Peut-être la plus belle partition de toute la troisième école de tragédies en musique & opéras-ballets, il faut absolument se précipiter le voir. S'ils avaient pu le donner à deux moments différents d ela saison, je m'en serais bien fait deux shots.

Cavalli – Elena – Nantes, Rennes (novembre)
Reprenant pour large par les chanteurs fidèles de Leonardo García Alarcón qui a donné ce titre récemment, la production mise en scène par Jean-Yves Ruf inclut Mariana Flores, Fernando Guimarães, mais aussi Emiliano Gonzalez-Toro (protégé de Rousset) et Anna Reinhold (bébé-Christie), qui d'un matériau initial plutôt médiocre (terne, presque visqueux), semble s'épanouir remarquablement — son récent disque d'airs de cour italiens de Kapsberger, avec Thomas Dunford, est l'un des meilleurs jamais publiés.
À part la Calisto, Cavalli est fort mal documenté (et dans des styles parfois fantaisistes du fait des lignes de basses nues sur les partitions... quand ce n'est pas du tripatouillage au sein même de la partition explicite !), c'est donc une aubaine pour les amateurs de déclamation un peu sévère.

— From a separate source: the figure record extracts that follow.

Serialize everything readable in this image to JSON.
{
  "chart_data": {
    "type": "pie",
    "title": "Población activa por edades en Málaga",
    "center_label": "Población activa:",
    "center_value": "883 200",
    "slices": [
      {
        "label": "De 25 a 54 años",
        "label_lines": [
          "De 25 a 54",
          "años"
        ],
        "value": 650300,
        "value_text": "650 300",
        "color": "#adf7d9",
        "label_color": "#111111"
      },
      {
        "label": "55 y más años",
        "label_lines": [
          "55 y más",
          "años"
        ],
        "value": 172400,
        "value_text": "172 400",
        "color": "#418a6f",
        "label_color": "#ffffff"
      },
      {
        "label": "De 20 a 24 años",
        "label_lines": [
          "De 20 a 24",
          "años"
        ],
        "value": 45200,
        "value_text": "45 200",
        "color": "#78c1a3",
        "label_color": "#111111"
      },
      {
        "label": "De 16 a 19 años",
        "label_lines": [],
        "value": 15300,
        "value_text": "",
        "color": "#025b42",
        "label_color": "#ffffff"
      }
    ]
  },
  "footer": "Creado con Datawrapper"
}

Charpentier – David et Jonathas – Tourcoing (octobre)
Ce n'est clairement pas, à mon sens, le chef-d'œuvre de Charpentier, mais ce n'est pas donné très souvent

Colonna – Mosè – Marseille (novembre)
En couplage thématique avec Moïse & Pharaon de Rossini, cet opéra du XVIIe de Giovanni Paolo Colonna, rarissime (première mondiale ?). Comme Falvetti et plus encore Legrenzi, il s'aventure déjà dans l'univers du seria, tout en conservant les couleurs (mais moins que les deux autres) de la chatoyante période du premier baroque. En plus, Nicolas Courjal, décidément partout à la fois, sera Pharaon !

Lully – Armide – Nancy (juin)
Armide et Hidraot (rien que ça) ne sont pas encore distribués, donc il faut attendre pour se décider – j'espère un attelage pas trop épais (ce pourrait être aussi bien être Blandine Staskiewicz & Benoît Arnould que Marie Kalinine & Nathan Berg), mais pour le reste, sacrés seconds rôles : Julian Prégardien, Marc Mauillon, Marie-Claude Chappuis, Judith van Wanroij, Julien Véronèse, Hasnaa Bennani ! Si Christope Rousset ne s'amollit pas trop dans les récitatifs (plutôt sa manière Cadmus, Roland, Bellérophon, ou Amadis que sa manière Persée ou Phaëton, donc), ce pourrait être grand. En plus, mis en scène, ce qui n'est pas si fréquent pour ce répertoire, même si Armide figure parmi les mieux servis.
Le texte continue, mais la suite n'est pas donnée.